This package contains an implementation of the Kinase Set Enrichment Analysis (KSEA) used to predict kinase activities based on quantitative phosphoproteomic studies. Using a quantitative phosphoproteomic profile and a list of known targets, the algorithms predicts the activity of the based on the enrichment on top regulated sites within the known targets of the kinase.
The ksea
package can be installed directly from github (if public) or locally using the devtools package.

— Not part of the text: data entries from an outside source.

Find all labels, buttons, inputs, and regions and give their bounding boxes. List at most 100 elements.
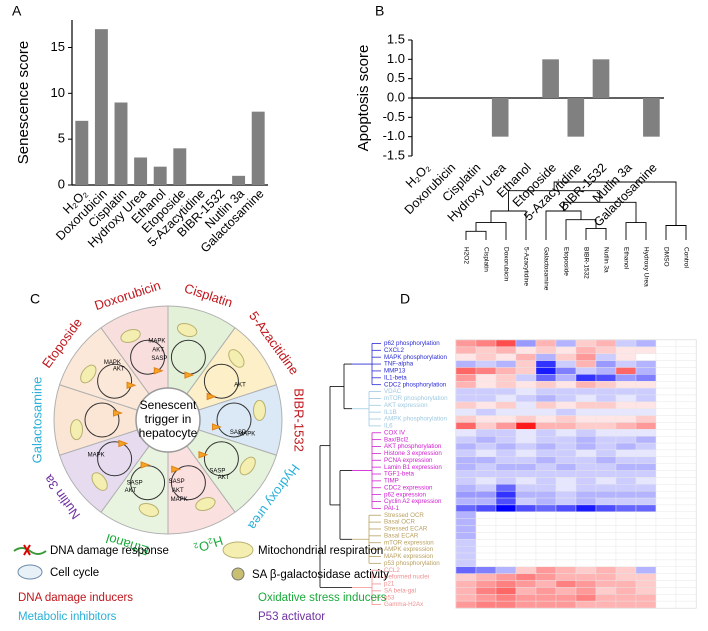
heatmap-cell [555,573,577,581]
heatmap-cell [475,559,497,567]
heatmap-cell [535,559,557,567]
mitochondrion [195,497,216,512]
heatmap-cell [535,456,557,464]
row-label: IL1B [384,409,397,416]
heatmap-cell [635,346,657,354]
heatmap-cell [535,401,557,409]
y-axis-label: Apoptosis score [355,45,372,152]
heatmap-cell [555,600,577,609]
heatmap-cell [455,525,477,533]
column-dendrogram [465,230,487,240]
heatmap-cell [675,600,697,609]
heatmap-cell [555,387,577,396]
panel-label: A [12,3,22,19]
heatmap-cell [575,394,597,403]
heatmap-cell [495,442,517,451]
heatmap-cell [555,525,577,533]
heatmap-cell [515,346,537,354]
row-label: mTOR phosphorylation [384,395,448,402]
marker-label: AKT [152,347,164,353]
heatmap-cell [595,532,617,540]
nucleus [97,441,133,477]
column-dendrogram [565,219,597,240]
heatmap-cell [455,353,477,361]
heatmap-cell [575,504,597,512]
heatmap-cell [595,415,617,423]
heatmap-cell [635,408,657,416]
heatmap-cell [615,490,637,499]
heatmap-cell [635,387,657,396]
row-label: PCNA expression [384,457,433,464]
heatmap-cell [635,525,657,533]
y-tick-label: 10 [51,85,65,100]
heatmap-cell [655,456,677,464]
heatmap-cell [455,511,477,519]
row-label: TNF-alpha [384,361,414,368]
heatmap-cell [575,463,597,471]
heatmap-cell [675,456,697,464]
heatmap-cell [515,381,537,389]
legend-label: DNA damage response [50,545,169,557]
heatmap-cell [555,504,577,512]
heatmap-cell [615,436,637,444]
heatmap-cell [535,353,557,361]
heatmap-cell [595,353,617,361]
heatmap-cell [455,463,477,471]
heatmap-cell [595,408,617,416]
column-dendrogram [625,222,647,240]
segment-label: BIBR-1532 [292,388,307,452]
bar [232,175,246,185]
heatmap-cell [455,408,477,416]
heatmap-cell [475,449,497,458]
heatmap-cell [655,566,677,574]
trigger-arrow [118,439,129,448]
heatmap-cell [635,545,657,554]
heatmap-cell [595,422,617,430]
row-label: AMPK expression [384,546,434,553]
heatmap-cell [575,600,597,609]
heatmap-cell [515,525,537,533]
heatmap-cell [655,511,677,519]
heatmap-cell [615,339,637,348]
heatmap-cell [675,381,697,389]
row-label: MMP13 [384,368,406,375]
heatmap-cell [575,539,597,547]
heatmap-cell [495,422,517,430]
heatmap-cell [535,381,557,389]
y-tick-label: 1.5 [387,31,405,46]
heatmap-cell [455,477,477,485]
heatmap-cell [555,490,577,499]
heatmap-cell [495,580,517,588]
heatmap-cell [675,387,697,396]
heatmap-cell [535,449,557,458]
heatmap-cell [495,429,517,437]
column-label: Ethanol [622,247,629,270]
heatmap-cell [675,339,697,348]
heatmap-cell [615,518,637,526]
heatmap-cell [675,422,697,430]
mitochondrion [252,399,266,421]
nucleus [130,339,166,375]
heatmap-cell [495,566,517,574]
heatmap-cell [655,374,677,382]
y-tick-label: 15 [51,39,65,54]
heatmap-cell [475,525,497,533]
heatmap-cell [455,484,477,492]
heatmap-cell [555,539,577,547]
heatmap-cell [495,456,517,464]
bar [251,111,265,185]
heatmap-cell [595,587,617,595]
legend-label: Mitochondrial respiration [258,545,383,557]
heatmap-cell [635,374,657,382]
heatmap-cell [515,559,537,567]
heatmap-cell [535,463,557,471]
heatmap-cell [575,470,597,478]
mito-icon [222,541,254,559]
legend-icons [13,541,254,581]
center-text: trigger in [145,412,192,426]
heatmap-cell [595,594,617,602]
heatmap-cell [575,525,597,533]
heatmap-cell [575,566,597,574]
heatmap-cell [675,360,697,368]
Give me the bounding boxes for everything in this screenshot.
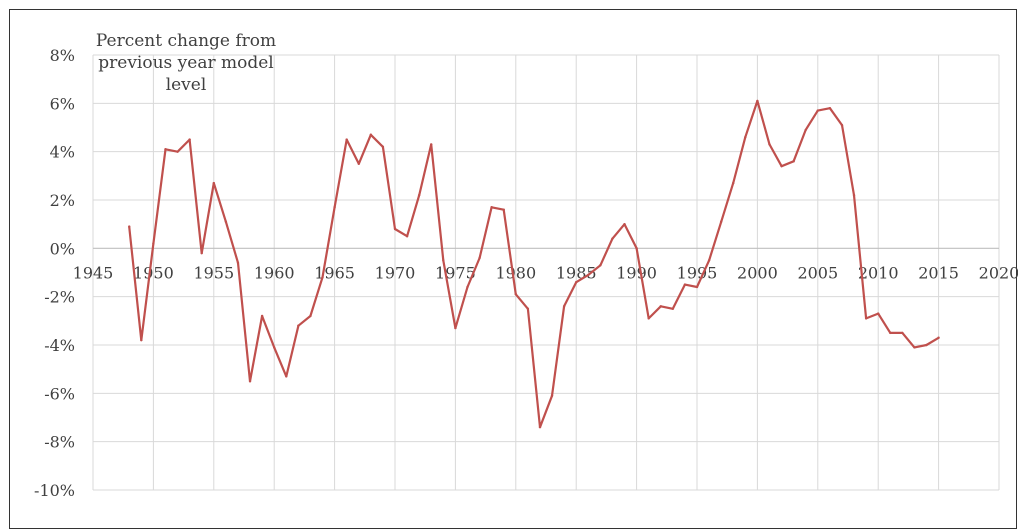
data-point	[599, 264, 602, 267]
x-tick-label: 1965	[314, 263, 355, 282]
y-tick-label: 4%	[50, 143, 75, 162]
data-point	[647, 317, 650, 320]
data-point	[768, 143, 771, 146]
data-point	[236, 261, 240, 265]
data-point	[248, 380, 252, 383]
data-point	[188, 138, 191, 141]
data-point	[877, 312, 880, 315]
data-point	[454, 326, 457, 330]
x-tick-label: 1960	[254, 263, 295, 282]
x-tick-label: 1980	[495, 263, 536, 282]
x-tick-label: 2015	[918, 263, 959, 282]
data-point	[707, 259, 711, 262]
data-point	[611, 237, 614, 240]
data-point	[719, 220, 723, 223]
x-tick-label: 1995	[677, 263, 718, 282]
data-point	[623, 222, 626, 226]
y-tick-label: -4%	[44, 336, 75, 355]
data-point	[514, 293, 517, 296]
data-point	[152, 242, 155, 245]
data-point	[297, 324, 300, 327]
data-point	[744, 135, 747, 139]
data-point	[840, 123, 844, 127]
data-point	[273, 346, 276, 349]
data-point	[128, 225, 131, 228]
y-tick-label: 6%	[50, 94, 75, 113]
data-point	[538, 425, 542, 429]
line-chart: 8% 6% 4% 2% 0% -2% -4% -6% -8% -10% 1945 1950 1955 19…	[34, 46, 1018, 500]
data-point	[937, 336, 940, 339]
data-point	[321, 276, 324, 279]
data-point	[333, 206, 336, 209]
y-axis-annotation: Percent change from previous year model …	[95, 30, 277, 96]
y-tick-label: -2%	[44, 288, 75, 307]
data-point	[852, 193, 856, 197]
data-point	[889, 331, 892, 335]
data-point	[140, 338, 143, 342]
data-point	[828, 106, 832, 110]
data-point	[925, 343, 928, 347]
x-tick-label: 1950	[133, 263, 174, 282]
data-point	[635, 247, 638, 250]
data-point	[285, 375, 288, 378]
data-point	[430, 143, 433, 146]
x-tick-label: 2000	[737, 263, 778, 282]
data-point	[864, 317, 868, 320]
data-point	[792, 160, 795, 163]
x-tick-label: 2020	[979, 263, 1018, 282]
data-point	[913, 346, 916, 349]
x-tick-label: 2010	[858, 263, 899, 282]
data-point	[212, 181, 215, 185]
data-point	[357, 162, 360, 165]
series-line	[128, 99, 940, 429]
data-point	[224, 220, 228, 223]
data-point	[575, 280, 578, 284]
x-tick-label: 2005	[797, 263, 838, 282]
y-tick-label: 0%	[50, 239, 75, 258]
data-point	[502, 208, 505, 211]
data-point	[260, 314, 264, 318]
data-point	[466, 285, 469, 289]
data-point	[417, 193, 421, 197]
data-point	[381, 145, 385, 149]
data-point	[478, 256, 481, 260]
data-point	[562, 305, 566, 308]
data-point	[442, 259, 445, 262]
x-tick-label: 1985	[556, 263, 597, 282]
data-point	[369, 133, 373, 136]
data-point	[164, 148, 167, 151]
data-point	[393, 227, 397, 231]
data-point	[780, 164, 783, 168]
data-point	[200, 251, 203, 255]
data-point	[671, 307, 675, 310]
data-point	[901, 331, 904, 335]
data-point	[804, 128, 807, 132]
data-point	[695, 285, 699, 289]
data-point	[659, 305, 662, 308]
y-tick-label: -10%	[34, 481, 75, 500]
data-point	[550, 394, 554, 397]
data-point	[587, 273, 590, 277]
data-point	[756, 99, 759, 103]
data-point	[732, 181, 735, 185]
y-tick-label: -6%	[44, 384, 75, 403]
y-tick-label: 2%	[50, 191, 75, 210]
data-point	[490, 206, 493, 209]
x-tick-label: 1970	[375, 263, 416, 282]
data-point	[176, 150, 179, 153]
x-tick-label: 1945	[73, 263, 114, 282]
annotation-line-3: level	[165, 75, 207, 95]
data-point	[526, 307, 530, 310]
data-point	[345, 138, 348, 141]
annotation-line-1: Percent change from	[95, 31, 277, 51]
data-point	[683, 283, 687, 286]
y-tick-label: -8%	[44, 433, 75, 452]
x-tick-label: 1955	[193, 263, 234, 282]
x-tick-label: 1990	[616, 263, 657, 282]
data-point	[405, 235, 409, 238]
data-point	[309, 314, 312, 318]
annotation-line-2: previous year model	[98, 53, 274, 73]
y-tick-label: 8%	[50, 46, 75, 65]
data-point	[816, 109, 819, 112]
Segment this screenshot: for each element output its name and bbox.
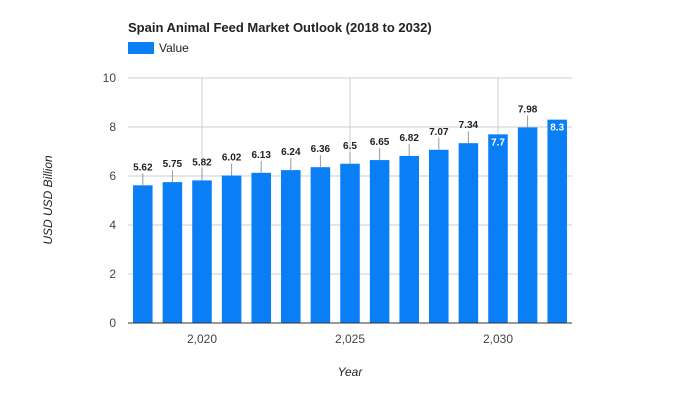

install.packages('devtools')
require(devtools)
install_github("evocellnet/ksea")
You can clone this project and install it locally in your computer.
require(devtools)
install("./ksea")
First load the ksea
package.
library("ksea")
Next create some fake data. In one hand, we create a list named regulons
containing a vector per kinase with the names of the known substrates. Secondly, we create a vector sites with quantifications for the sites going from A to Z. Finally, we sort the quantifications.
regulons <- list(kinaseA=sample(LETTERS, 5))
regulons
## $kinaseA
## [1] "Y" "C" "I" "S" "B"
sites <- rnorm(length(LETTERS))
names(sites) <- LETTERS
sites <- sites[order(sites, decreasing=TRUE)]
sites
## E U Z N S
## 1.611089290 1.250664569 1.234637179 1.082452371 1.026981805
## B Q J M D
## 0.575379472 0.532877556 0.474246843 0.421483820 0.358049788
## F K Y G O
## 0.194403791 0.162551646 0.150628008 0.008759558 -0.150678120
## P C W V T
## -0.156401856 -0.237702939 -0.240834542 -0.254118235 -0.317312680
## H R A I X
## -0.337654466 -0.406046178 -0.433621274 -0.585813866 -1.189626572
## L
## -1.706905250
The function ksea
will run the enrichment analysis for the provided quantifications and known kinase targets.
ksea_result <- ksea(names(sites), sites, regulons[["kinaseA"]], trial=1000, significance = TRUE)
ksea_result
## $ES
## B
## 0.4314363
##
## $p.value
## B
## 0.447
The function ksea_batchKinases
calculates the KSEA p-value for a list of kinases. To improve the performance of the function, it uses as many cores as possible using the parallell
package.
regulons[["kinaseB"]] <- sample(LETTERS, 3)
regulons[["kinaseC"]] <- sample(LETTERS, 7)
regulons
## $kinaseA
## [1] "Y" "C" "I" "S" "B"
##
## $kinaseB
## [1] "J" "N" "E"
##
## $kinaseC
## [1] "W" "E" "C" "Z" "G" "A" "U"
kinases_ksea <- ksea_batchKinases(names(sites), sites, regulons, trial=1000)
## Loading required package: parallel
kinases_ksea
## kinaseA.B kinaseB.J kinaseC.Z
## 0.439 0.091 0.005
Some functions such as ksea_batchkinases
are optimized to run in parallel in multicore processors. By default they run in 2 cores (if available) but this number can be increased by changing the "mc.cores" variable.
options("mc.cores" = 4)
If you are working with an LSF cluster, you can also take the number of cores allocated in the bsub
command from the LSB_MCPU_HOSTS
environment variable.
## Setup multicore forking for mclapply based in bsub available cores
hosts <- Sys.getenv("LSB_MCPU_HOSTS")
if(length(hosts) >0){
ncores <- unlist(strsplit(hosts," "))[2]
}else{
ncores <- 1
}
options("mc.cores" = ncores)
The package is documented using roxygen2. After changing the code located in the R/
folder remember to run 'make' on the main directory to create the documentation following the roxygen2 rules.
To work on the code you will need the devtools
package installed (installation guide above).